We all know that good ergonomics are essential to our body’s physical health, but they also have an impact on our emotional and mental health, too.
Our physical health, mental health, and work setup are a lot more related than you might think. In an interview, Dr. Scott Bautch, American Chiropractic Association media spokesperson, explains how not moving throughout the day not only takes a toll on our physical health, but on our mental health as well.
“Our body really craves a certain amount of movement every day,” Bautch says. “And when it’s not moving, it defaults to thinking that something’s wrong in the world. As you move, your brain feels safer.”
Identifying the issues
According to Dr. Bautch, ergonomics is a two-pronged issue. There’s human ergonomics, which is how the human interacts with the workspace, and there’s the work ergonomics, which means making the workspace as friendly to the body as possible to minimize stress.
“When you work there’s a certain amount of trauma,” Bautch says, and symptoms develop when you don’t give your body enough time to recover. “And so, if we can get the workstation as friendly as possible, that shortens up the recovery time. And then if the human then can add some movement and stretches, that also shortens up the recovery time.”
Amidst so much going on in the world, it can be easy to overlook the emotional toll of not moving throughout the day, especially since the COVID-19 pandemic hit and created the need for widespread lockdowns.
Simply cutting commuting out of the day can actually cut down on a person’s daily activity. Whereas they might once have gotten up and walked to the car or public transport, or walked to the office or taken a walk midday to get lunch, now they spend almost all of their time inside their own homes.
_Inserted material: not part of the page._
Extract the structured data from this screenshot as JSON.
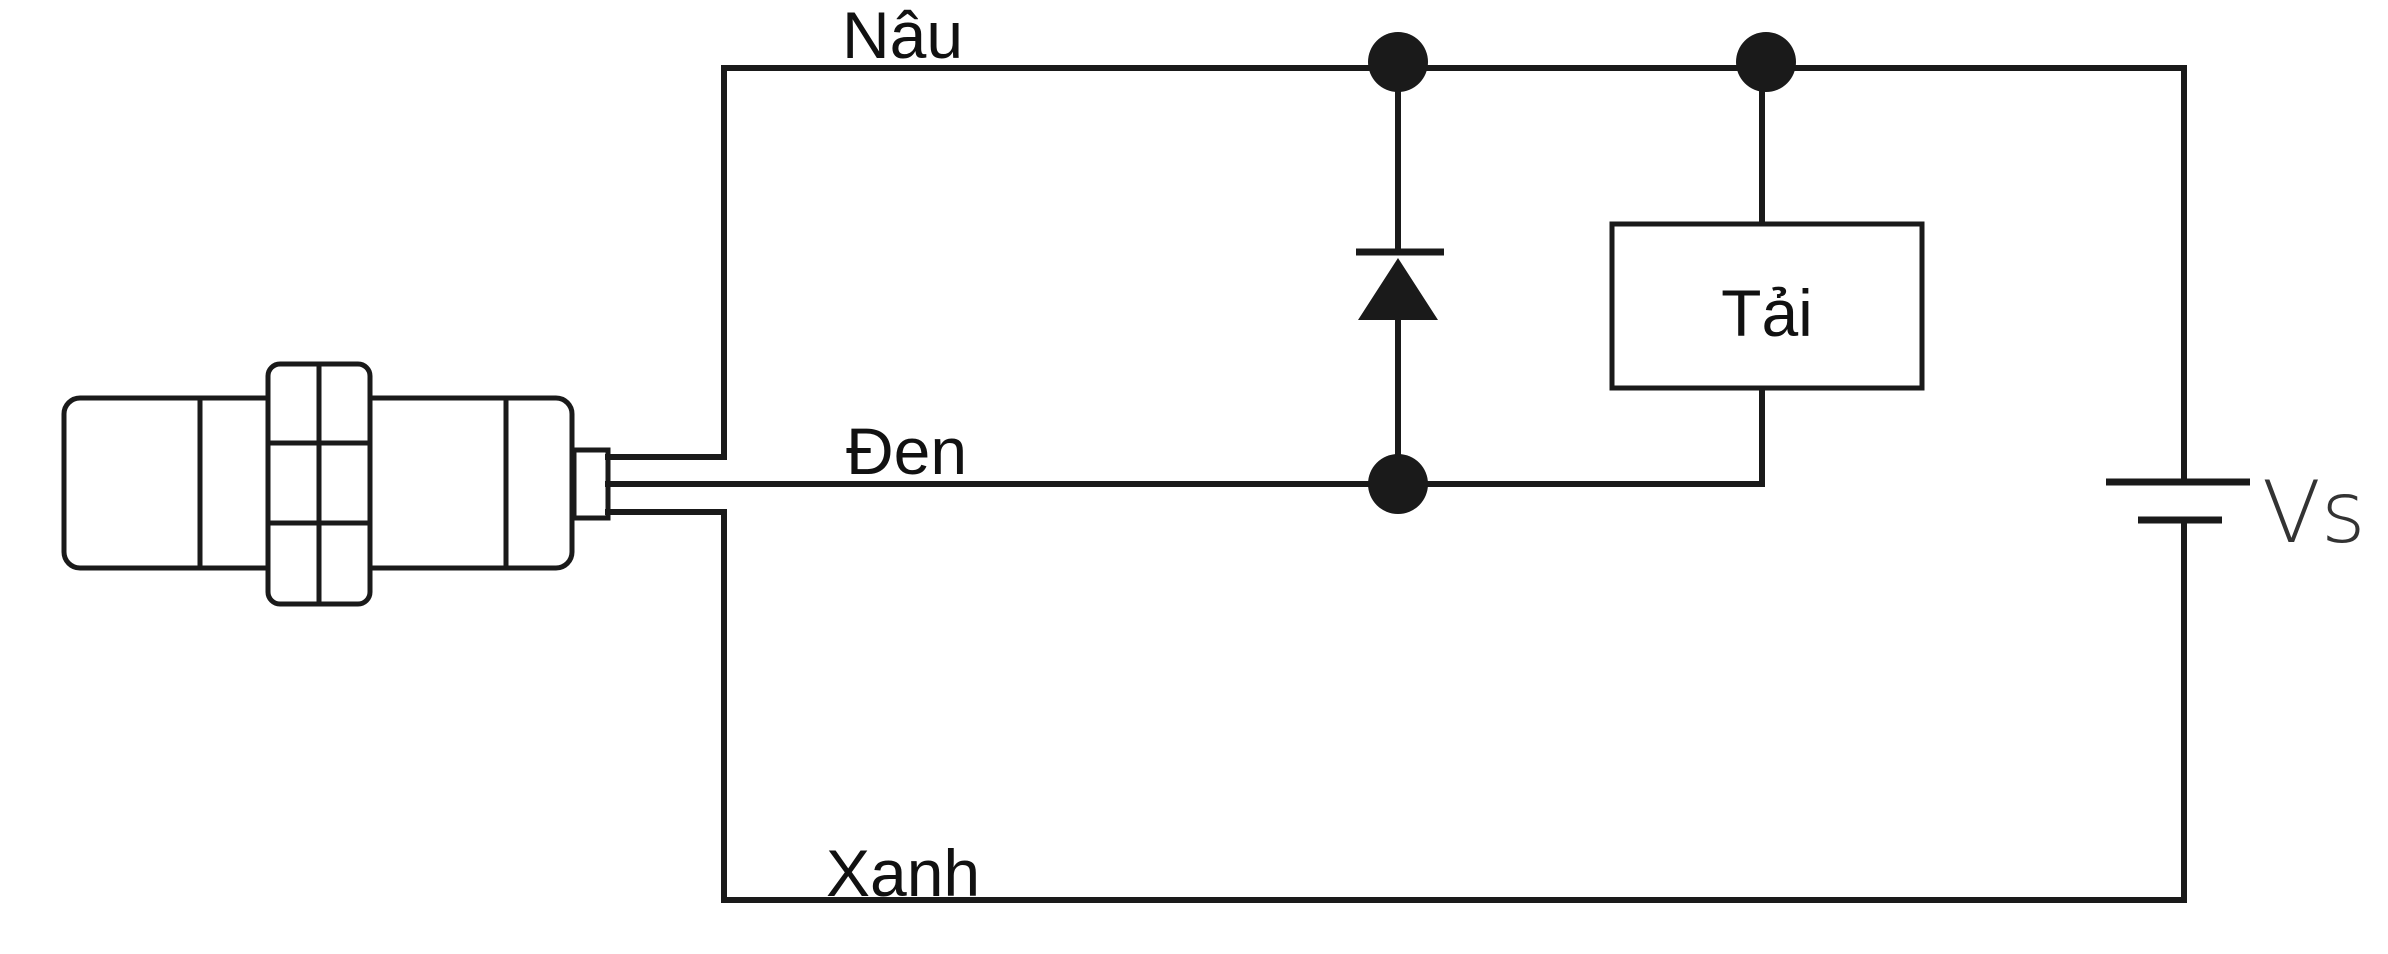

In quarantine, it’s easy to slip into habits like staying up too late, then waking up five minutes before starting work, and forgetting to take breaks.
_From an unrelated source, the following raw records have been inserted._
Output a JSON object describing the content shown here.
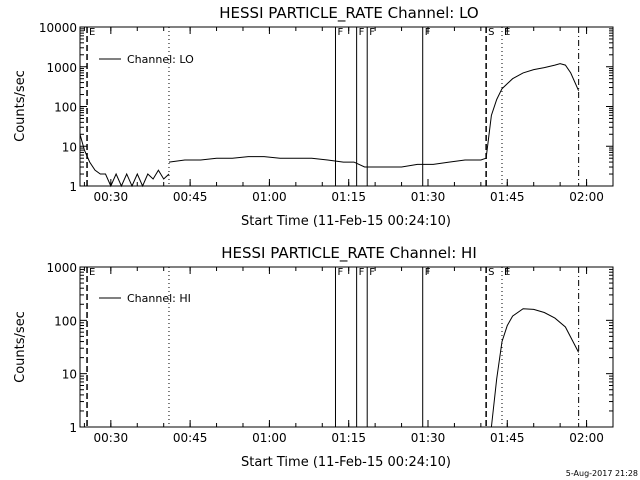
{
  "footer": {
    "date_stamp": "5-Aug-2017 21:28"
  },
  "chart_data": [
    {
      "type": "line",
      "title": "HESSI PARTICLE_RATE Channel: LO",
      "xlabel": "Start Time (11-Feb-15 00:24:10)",
      "ylabel": "Counts/sec",
      "scale_y": "log",
      "xlim": [
        "00:24:10",
        "02:05:00"
      ],
      "ylim": [
        1,
        10000
      ],
      "x_ticks": [
        "00:30",
        "00:45",
        "01:00",
        "01:15",
        "01:30",
        "01:45",
        "02:00"
      ],
      "y_ticks": [
        "1",
        "10",
        "100",
        "1000",
        "10000"
      ],
      "legend": {
        "position": "top-left",
        "entries": [
          "Channel: LO"
        ]
      },
      "markers": [
        {
          "time": "00:25:30",
          "label": "E",
          "style": "dashed"
        },
        {
          "time": "00:41:00",
          "label": "",
          "style": "dotted"
        },
        {
          "time": "01:12:30",
          "label": "F",
          "style": "solid"
        },
        {
          "time": "01:16:30",
          "label": "F",
          "style": "solid"
        },
        {
          "time": "01:18:30",
          "label": "F",
          "style": "solid"
        },
        {
          "time": "01:29:00",
          "label": "F",
          "style": "solid"
        },
        {
          "time": "01:41:00",
          "label": "S",
          "style": "dashed"
        },
        {
          "time": "01:44:00",
          "label": "E",
          "style": "dotted"
        },
        {
          "time": "01:58:30",
          "label": "",
          "style": "dashdot"
        }
      ],
      "series": [
        {
          "name": "Channel: LO",
          "segments": [
            {
              "x": [
                "00:24:10",
                "00:25:00",
                "00:26:00",
                "00:27:00",
                "00:28:00",
                "00:29:00",
                "00:30:00",
                "00:31:00",
                "00:32:00",
                "00:33:00",
                "00:34:00",
                "00:35:00",
                "00:36:00",
                "00:37:00",
                "00:38:00",
                "00:39:00",
                "00:40:00",
                "00:41:00"
              ],
              "y": [
                20,
                8,
                4,
                2.5,
                2,
                2,
                1,
                2,
                1,
                2,
                1,
                2,
                1,
                2,
                1.5,
                2.5,
                1.5,
                2
              ]
            },
            {
              "x": [
                "00:41:00",
                "00:44:00",
                "00:47:00",
                "00:50:00",
                "00:53:00",
                "00:56:00",
                "00:59:00",
                "01:02:00",
                "01:05:00",
                "01:08:00",
                "01:11:00",
                "01:14:00",
                "01:16:00",
                "01:18:00",
                "01:20:00",
                "01:22:00",
                "01:25:00",
                "01:28:00",
                "01:31:00",
                "01:34:00",
                "01:37:00",
                "01:40:00",
                "01:41:00"
              ],
              "y": [
                4,
                4.5,
                4.5,
                5,
                5,
                5.5,
                5.5,
                5,
                5,
                5,
                4.5,
                4,
                4,
                3,
                3,
                3,
                3,
                3.5,
                3.5,
                4,
                4.5,
                4.5,
                5
              ]
            },
            {
              "x": [
                "01:41:00",
                "01:42:00",
                "01:43:00",
                "01:44:00",
                "01:46:00",
                "01:48:00",
                "01:50:00",
                "01:52:00",
                "01:54:00",
                "01:55:00",
                "01:56:00",
                "01:57:00",
                "01:58:30"
              ],
              "y": [
                5,
                60,
                150,
                280,
                500,
                700,
                850,
                950,
                1100,
                1200,
                1100,
                700,
                250
              ]
            }
          ]
        }
      ]
    },
    {
      "type": "line",
      "title": "HESSI PARTICLE_RATE Channel: HI",
      "xlabel": "Start Time (11-Feb-15 00:24:10)",
      "ylabel": "Counts/sec",
      "scale_y": "log",
      "xlim": [
        "00:24:10",
        "02:05:00"
      ],
      "ylim": [
        1,
        1000
      ],
      "x_ticks": [
        "00:30",
        "00:45",
        "01:00",
        "01:15",
        "01:30",
        "01:45",
        "02:00"
      ],
      "y_ticks": [
        "1",
        "10",
        "100",
        "1000"
      ],
      "legend": {
        "position": "top-left",
        "entries": [
          "Channel: HI"
        ]
      },
      "markers": [
        {
          "time": "00:25:30",
          "label": "E",
          "style": "dashed"
        },
        {
          "time": "00:41:00",
          "label": "",
          "style": "dotted"
        },
        {
          "time": "01:12:30",
          "label": "F",
          "style": "solid"
        },
        {
          "time": "01:16:30",
          "label": "F",
          "style": "solid"
        },
        {
          "time": "01:18:30",
          "label": "F",
          "style": "solid"
        },
        {
          "time": "01:29:00",
          "label": "F",
          "style": "solid"
        },
        {
          "time": "01:41:00",
          "label": "S",
          "style": "dashed"
        },
        {
          "time": "01:44:00",
          "label": "E",
          "style": "dotted"
        },
        {
          "time": "01:58:30",
          "label": "",
          "style": "dashdot"
        }
      ],
      "series": [
        {
          "name": "Channel: HI",
          "segments": [
            {
              "x": [
                "01:42:00",
                "01:43:00",
                "01:44:00",
                "01:45:00",
                "01:46:00",
                "01:48:00",
                "01:50:00",
                "01:52:00",
                "01:54:00",
                "01:56:00",
                "01:58:30"
              ],
              "y": [
                1,
                8,
                40,
                80,
                120,
                165,
                160,
                140,
                110,
                75,
                25
              ]
            }
          ]
        }
      ]
    }
  ]
}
Bautch notes that this can be especially difficult for people who already struggle with activity levels and loneliness. “The lockdown has probably had more of an effect on their emotional part than it has on the physical part,” he says.
So how should people reorient their workstations, whether at home or at an office, to be more ergonomic and relieve stress on the body? One thing to do is invest in an ergonomic chair that helps position the body in the ideal stance for working.
“You want to sit with your feet flat on the floor. You want your knees to be just a little bit higher than your hips, and then you want the desk surface where your keyboard is, that your elbows are against your side. Your elbows are either at 90 degrees or 130 degrees in that range. You want your wrists just slightly extended 10 to 15 degrees, and then your chin is going to be right in the middle of the monitor,” Bautch says. In order to achieve this, you need a chair that’s adjustable to your exact size, with armrests that don’t inhibit your movement, a waterfall front on the seat that doesn’t put pressure on your legs, and good lumbar support.
The other thing to do is to make sure you’re moving enough throughout the day. If you have no other health conditions, according to Bautch, you should only spend about 20 percent of the day sitting.